In contrast to the documentary realism of such official British war art, the curator has inserted a few German Expressionist paintings inspired by the conflict which show how the chaotic situation in Germany conversely encouraged radical modernism to flourish. Kirchner’s ‘Self-Portrait as a Soldier’ (above), all jagged forms and intense, nauseating colour, places the war in the context of a disillusioned and decadent Berlin.

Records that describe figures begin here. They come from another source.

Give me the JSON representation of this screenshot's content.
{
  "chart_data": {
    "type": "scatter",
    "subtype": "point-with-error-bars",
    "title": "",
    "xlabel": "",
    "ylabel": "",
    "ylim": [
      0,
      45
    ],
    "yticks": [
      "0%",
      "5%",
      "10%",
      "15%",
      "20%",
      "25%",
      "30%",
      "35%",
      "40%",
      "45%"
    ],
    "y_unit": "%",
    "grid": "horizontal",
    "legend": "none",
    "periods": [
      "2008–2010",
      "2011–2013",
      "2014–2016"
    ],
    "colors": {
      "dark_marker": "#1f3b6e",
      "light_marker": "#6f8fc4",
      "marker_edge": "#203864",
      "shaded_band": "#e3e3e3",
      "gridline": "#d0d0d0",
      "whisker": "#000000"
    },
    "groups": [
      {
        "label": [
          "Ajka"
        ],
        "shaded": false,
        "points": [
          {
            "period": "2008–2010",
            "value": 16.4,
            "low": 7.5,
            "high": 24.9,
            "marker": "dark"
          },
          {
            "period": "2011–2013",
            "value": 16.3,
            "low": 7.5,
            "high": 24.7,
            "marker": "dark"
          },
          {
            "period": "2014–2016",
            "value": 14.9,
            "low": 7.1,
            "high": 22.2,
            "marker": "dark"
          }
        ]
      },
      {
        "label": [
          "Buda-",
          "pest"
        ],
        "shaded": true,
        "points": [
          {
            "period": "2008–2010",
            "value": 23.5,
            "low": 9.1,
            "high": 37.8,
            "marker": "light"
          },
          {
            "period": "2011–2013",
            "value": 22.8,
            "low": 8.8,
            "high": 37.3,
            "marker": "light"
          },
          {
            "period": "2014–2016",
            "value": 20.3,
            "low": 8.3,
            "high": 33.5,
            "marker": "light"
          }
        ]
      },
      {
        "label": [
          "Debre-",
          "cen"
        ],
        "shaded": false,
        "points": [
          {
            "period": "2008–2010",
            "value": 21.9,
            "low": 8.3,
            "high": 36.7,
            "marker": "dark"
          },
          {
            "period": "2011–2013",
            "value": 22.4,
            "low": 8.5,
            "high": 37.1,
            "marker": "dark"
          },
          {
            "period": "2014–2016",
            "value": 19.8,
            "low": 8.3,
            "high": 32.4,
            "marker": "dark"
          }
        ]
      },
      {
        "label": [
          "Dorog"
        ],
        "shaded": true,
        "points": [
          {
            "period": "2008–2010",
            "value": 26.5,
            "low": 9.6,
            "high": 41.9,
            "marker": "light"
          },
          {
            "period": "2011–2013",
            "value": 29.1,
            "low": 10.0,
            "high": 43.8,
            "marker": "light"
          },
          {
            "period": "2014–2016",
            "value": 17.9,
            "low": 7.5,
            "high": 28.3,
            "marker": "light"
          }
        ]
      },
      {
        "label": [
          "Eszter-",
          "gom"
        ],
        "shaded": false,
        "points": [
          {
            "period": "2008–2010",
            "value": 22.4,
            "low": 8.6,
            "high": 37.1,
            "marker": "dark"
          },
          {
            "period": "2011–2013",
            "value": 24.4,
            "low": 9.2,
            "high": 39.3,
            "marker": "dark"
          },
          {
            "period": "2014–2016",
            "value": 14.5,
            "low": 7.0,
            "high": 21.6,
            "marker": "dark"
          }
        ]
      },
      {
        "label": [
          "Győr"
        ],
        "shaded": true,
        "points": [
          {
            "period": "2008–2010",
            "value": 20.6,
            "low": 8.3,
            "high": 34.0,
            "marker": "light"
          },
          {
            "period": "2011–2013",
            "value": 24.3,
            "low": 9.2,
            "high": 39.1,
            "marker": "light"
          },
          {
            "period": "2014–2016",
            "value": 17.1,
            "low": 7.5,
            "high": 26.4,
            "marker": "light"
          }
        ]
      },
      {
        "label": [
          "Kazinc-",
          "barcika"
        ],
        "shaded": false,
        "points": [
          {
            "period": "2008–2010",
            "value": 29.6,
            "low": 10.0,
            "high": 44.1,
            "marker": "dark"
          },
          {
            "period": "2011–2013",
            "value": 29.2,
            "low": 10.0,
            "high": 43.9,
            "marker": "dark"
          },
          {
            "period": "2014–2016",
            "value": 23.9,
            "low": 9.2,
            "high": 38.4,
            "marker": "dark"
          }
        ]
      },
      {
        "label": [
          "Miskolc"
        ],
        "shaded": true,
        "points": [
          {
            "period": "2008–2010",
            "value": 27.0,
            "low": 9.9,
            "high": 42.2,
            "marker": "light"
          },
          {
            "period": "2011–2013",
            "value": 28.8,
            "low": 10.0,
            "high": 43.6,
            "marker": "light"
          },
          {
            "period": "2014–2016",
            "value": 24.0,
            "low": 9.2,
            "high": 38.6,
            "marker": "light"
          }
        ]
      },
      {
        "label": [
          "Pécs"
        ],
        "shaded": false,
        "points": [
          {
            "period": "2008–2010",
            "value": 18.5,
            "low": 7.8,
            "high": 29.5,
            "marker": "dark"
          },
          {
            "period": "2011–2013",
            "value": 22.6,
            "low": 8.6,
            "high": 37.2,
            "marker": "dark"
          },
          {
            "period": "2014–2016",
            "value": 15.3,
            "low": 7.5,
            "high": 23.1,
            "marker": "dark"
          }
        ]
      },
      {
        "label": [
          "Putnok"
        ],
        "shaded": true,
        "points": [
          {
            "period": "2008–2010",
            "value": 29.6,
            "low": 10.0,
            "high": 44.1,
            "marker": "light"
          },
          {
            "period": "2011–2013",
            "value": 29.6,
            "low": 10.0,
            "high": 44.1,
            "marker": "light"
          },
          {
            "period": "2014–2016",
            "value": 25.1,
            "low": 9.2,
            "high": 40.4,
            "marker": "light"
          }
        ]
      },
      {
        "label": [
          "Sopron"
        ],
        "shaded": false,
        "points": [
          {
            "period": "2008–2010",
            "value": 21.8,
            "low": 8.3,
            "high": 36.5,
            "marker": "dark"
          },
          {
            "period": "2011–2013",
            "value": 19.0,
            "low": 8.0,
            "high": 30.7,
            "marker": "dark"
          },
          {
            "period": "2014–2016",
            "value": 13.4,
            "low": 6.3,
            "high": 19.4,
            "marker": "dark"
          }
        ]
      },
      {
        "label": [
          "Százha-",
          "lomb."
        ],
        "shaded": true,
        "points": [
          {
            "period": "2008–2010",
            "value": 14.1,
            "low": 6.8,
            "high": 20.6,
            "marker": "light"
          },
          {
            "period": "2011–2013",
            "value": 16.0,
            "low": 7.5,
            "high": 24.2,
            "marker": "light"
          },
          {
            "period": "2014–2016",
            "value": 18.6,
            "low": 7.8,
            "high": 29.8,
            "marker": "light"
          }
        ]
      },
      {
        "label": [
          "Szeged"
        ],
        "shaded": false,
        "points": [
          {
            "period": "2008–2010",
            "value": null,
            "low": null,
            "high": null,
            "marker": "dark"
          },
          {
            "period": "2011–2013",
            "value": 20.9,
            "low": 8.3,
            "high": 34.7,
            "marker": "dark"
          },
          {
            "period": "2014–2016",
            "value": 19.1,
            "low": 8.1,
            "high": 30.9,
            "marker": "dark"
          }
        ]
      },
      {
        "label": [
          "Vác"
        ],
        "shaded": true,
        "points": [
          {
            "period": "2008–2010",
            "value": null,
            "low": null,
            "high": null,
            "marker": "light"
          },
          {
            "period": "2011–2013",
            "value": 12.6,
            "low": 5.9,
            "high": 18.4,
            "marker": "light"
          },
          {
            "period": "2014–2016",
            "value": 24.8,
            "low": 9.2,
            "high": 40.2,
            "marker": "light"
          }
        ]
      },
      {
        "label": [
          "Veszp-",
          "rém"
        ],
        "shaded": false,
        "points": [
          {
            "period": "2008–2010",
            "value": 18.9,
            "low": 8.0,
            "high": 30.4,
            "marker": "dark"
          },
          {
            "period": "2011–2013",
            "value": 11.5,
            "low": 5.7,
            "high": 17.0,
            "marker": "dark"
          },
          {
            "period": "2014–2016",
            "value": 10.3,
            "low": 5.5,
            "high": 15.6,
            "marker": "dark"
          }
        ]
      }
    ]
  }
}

It is an interesting juxtaposition to end on: Epstein’s ‘Rock Drill’ (below) stands at the entrance/exit, a forceful statement of a pre-war modernism that was quenched – the robotic sculpture literally amputated – by the allied reaction to the horror of the first mechanised war.

Torso in Metal from 'The Rock Drill' 1913-14 by Sir Jacob Epstein 1880-1959

Concerning Colour

There is no arguing against the fact that the Fondation Pierre Gianadda in Martigny is an ugly example of 1970s architecture.  But its functionalist concrete and institutional brown carpets are currently lit up by a collection of the most intensely coloured paintings of the twentieth century.  The title is also misleading: ‘Van Gogh, Picasso, Kandinsky…’ – when there is only one Picasso and one Van Gogh in the whole exhibition, and they are not even the most characteristic, being among the least colourful.  Why this necessity to promote only the most famous names, already profusely exhibited, when the real heart of the collection and the exhibition are the German Expressionists and Fauves?  And this exceptional combination is the real attraction of the show – such a perfectly chosen juxtaposition is only matched by the uppermost rooms of the Courtauld Gallery in my (limited) opinion.

Here, Kirchner escapes the dissipated streets of Berlin, the ultra-chic women with sharp bobs and pointed shoes who, against nauseous acid colours, in their black angularity stalk like sinister crows.  Here are displayed the light-hearted pleasures of modernity – the unicycle! – the zesty neon green embodying the freshness and vitality of the countryside.

It is a joy to see the Murnau paintings of KandUinsky, von Jawlensky and Gabriele Munter.  The pure, saturated colours gleaned from the Bavarian countryside more than equal those of the south of France.

The colours play off against one another, catching the blaze of late afternoon sun.  The flashes of board and sketchy marks of wax crayon at the contours of the tree trunks admit the spontaneity and intuition of the artist – though cannot match the skill which Derain converts the negativity of bare canvas to the positive as dazzling white light, the substance of the pigment consequently – and paradoxially – made recessive.

These illustrate the science of Chevreul developed almost dogmatically, though startling in its visual impact.  In contrast, I enjoy how well the clash of pink and red and a mop of a black turban make such a good portrait.